Search ForexCrunch
  • The quote struggles amid oil weakness and the USD pullback.
  • Break of 1.3440 can validate further decline.

The USD/CAD pair is trading near 1.3460 during early Monday. The pair have been struggling within 1.3450-65 area off-late as late-March high limits the quote’s declines whereas overall pullback in the US Dollar (USD) questions the buyers.

The greenback has been on a back-foot recently an an increase in the Q1 2019 US GDP wasn’t backed by consumer spending.

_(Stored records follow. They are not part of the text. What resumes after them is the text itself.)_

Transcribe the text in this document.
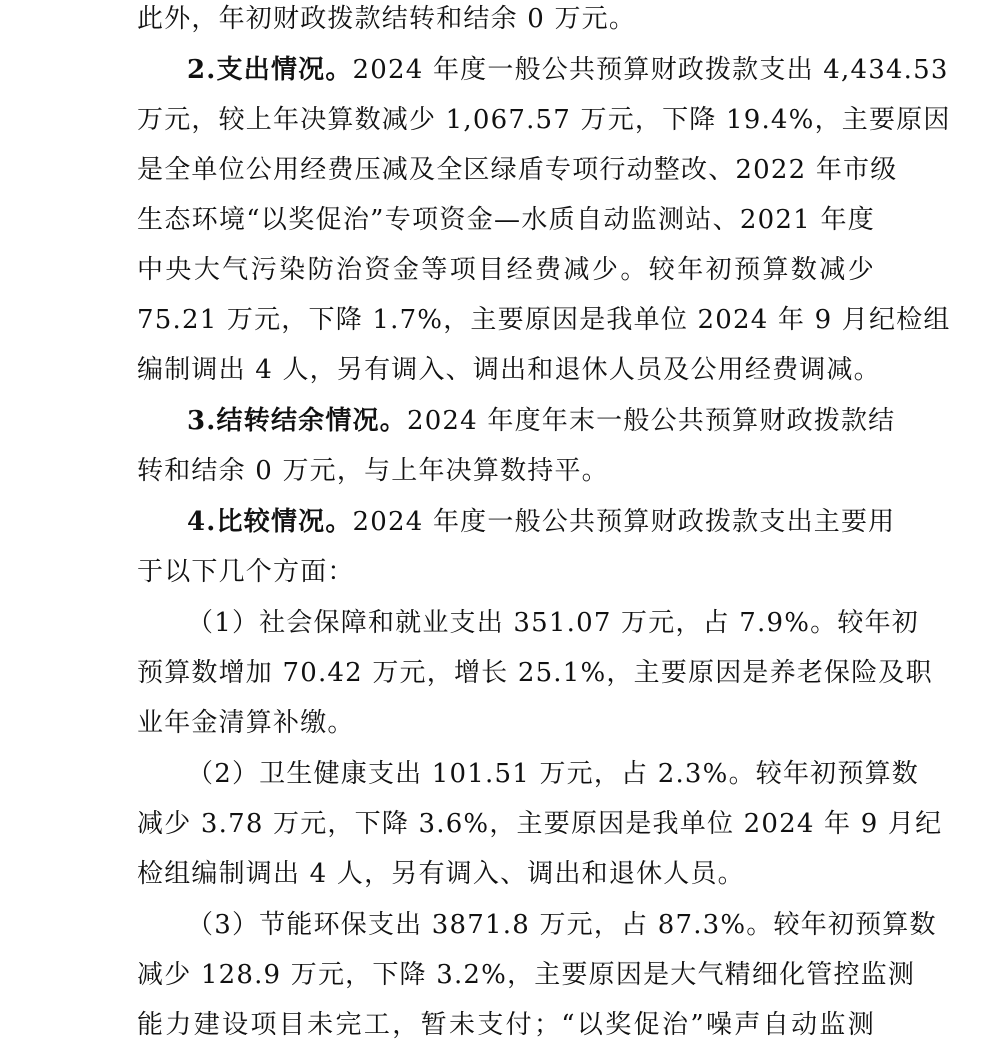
此外，年初财政拨款结转和结余 0 万元。
2.支出情况。2024 年度一般公共预算财政拨款支出 4,434.53
万元，较上年决算数减少 1,067.57 万元，下降 19.4%，主要原因
是全单位公用经费压减及全区绿盾专项行动整改、2022 年市级
生态环境“以奖促治”专项资金—水质自动监测站、2021 年度
中央大气污染防治资金等项目经费减少。较年初预算数减少
75.21 万元，下降 1.7%，主要原因是我单位 2024 年 9 月纪检组
编制调出 4 人，另有调入、调出和退休人员及公用经费调减。
3.结转结余情况。2024 年度年末一般公共预算财政拨款结
转和结余 0 万元，与上年决算数持平。
4.比较情况。2024 年度一般公共预算财政拨款支出主要用
于以下几个方面：
（1）社会保障和就业支出 351.07 万元，占 7.9%。较年初
预算数增加 70.42 万元，增长 25.1%，主要原因是养老保险及职
业年金清算补缴。
（2）卫生健康支出 101.51 万元，占 2.3%。较年初预算数
减少 3.78 万元，下降 3.6%，主要原因是我单位 2024 年 9 月纪
检组编制调出 4 人，另有调入、调出和退休人员。
（3）节能环保支出 3871.8 万元，占 87.3%。较年初预算数
减少 128.9 万元，下降 3.2%，主要原因是大气精细化管控监测
能力建设项目未完工，暂未支付；“以奖促治”噪声自动监测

Though, the pullback in oil prices confined the Loonie’s declines. The energy benchmark slid expectedly due to the US President Donald Trump’s comments that he has talked with Saudi Arabia and other oil producers to increase the oil flow.

While the US personal income and spending details are the only important data on the economic calendar, factors concerning crude oil moves will also be observed closely in order to determine the near-term direction of USD/CAD as oil is a major export item for Canada.

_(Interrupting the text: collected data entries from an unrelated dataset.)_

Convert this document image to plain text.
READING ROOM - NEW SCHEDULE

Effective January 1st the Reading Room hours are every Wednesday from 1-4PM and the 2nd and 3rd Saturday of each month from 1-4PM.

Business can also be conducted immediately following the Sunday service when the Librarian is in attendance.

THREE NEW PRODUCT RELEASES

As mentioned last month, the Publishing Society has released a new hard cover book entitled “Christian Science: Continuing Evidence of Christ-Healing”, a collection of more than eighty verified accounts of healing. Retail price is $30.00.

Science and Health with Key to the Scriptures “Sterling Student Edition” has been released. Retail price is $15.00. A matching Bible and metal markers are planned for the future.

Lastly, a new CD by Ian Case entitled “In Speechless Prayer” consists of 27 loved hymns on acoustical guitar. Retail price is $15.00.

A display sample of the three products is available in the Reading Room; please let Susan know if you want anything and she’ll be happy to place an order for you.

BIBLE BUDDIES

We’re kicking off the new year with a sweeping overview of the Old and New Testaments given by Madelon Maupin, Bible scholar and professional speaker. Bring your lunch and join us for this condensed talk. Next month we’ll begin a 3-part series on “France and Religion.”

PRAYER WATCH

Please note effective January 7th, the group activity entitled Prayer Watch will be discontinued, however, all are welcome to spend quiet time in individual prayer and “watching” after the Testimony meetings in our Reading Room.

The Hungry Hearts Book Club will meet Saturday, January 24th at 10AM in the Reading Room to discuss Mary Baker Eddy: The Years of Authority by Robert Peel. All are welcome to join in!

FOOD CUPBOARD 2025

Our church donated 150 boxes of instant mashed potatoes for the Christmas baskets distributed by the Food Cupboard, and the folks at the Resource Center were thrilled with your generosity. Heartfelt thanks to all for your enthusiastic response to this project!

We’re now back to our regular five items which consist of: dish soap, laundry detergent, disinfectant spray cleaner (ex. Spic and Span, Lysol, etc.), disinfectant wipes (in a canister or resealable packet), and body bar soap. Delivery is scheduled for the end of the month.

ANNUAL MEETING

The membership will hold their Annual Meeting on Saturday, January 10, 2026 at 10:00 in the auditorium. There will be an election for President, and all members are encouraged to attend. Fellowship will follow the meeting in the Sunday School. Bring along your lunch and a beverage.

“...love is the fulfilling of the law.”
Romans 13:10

Personal income for March may grow 0.4% from 0.2% prior while personal spending will have two releases, i.e. for February and March, after January month figure flashed +0.1% increase.

Technical Analysis

Unless sliding beneath 1.3450/40 zone including highs marked since March 25, prices can continue aiming to break 1.3470 to revisit last week high near 1.3520. During the quote’s rise past-1.3520, 1.3570 seems crucial for bulls as it holds the gate for its rally to 1.3620 and then to multiple highs around 1.3665/70.

In a case where sellers manage to conquer 1.3440, 1.3400 and 1.3370 can become their follow-on targets while 50-day and 100-day simple moving average (SMA) confluence near 1.3345/40 may challenge bears afterward.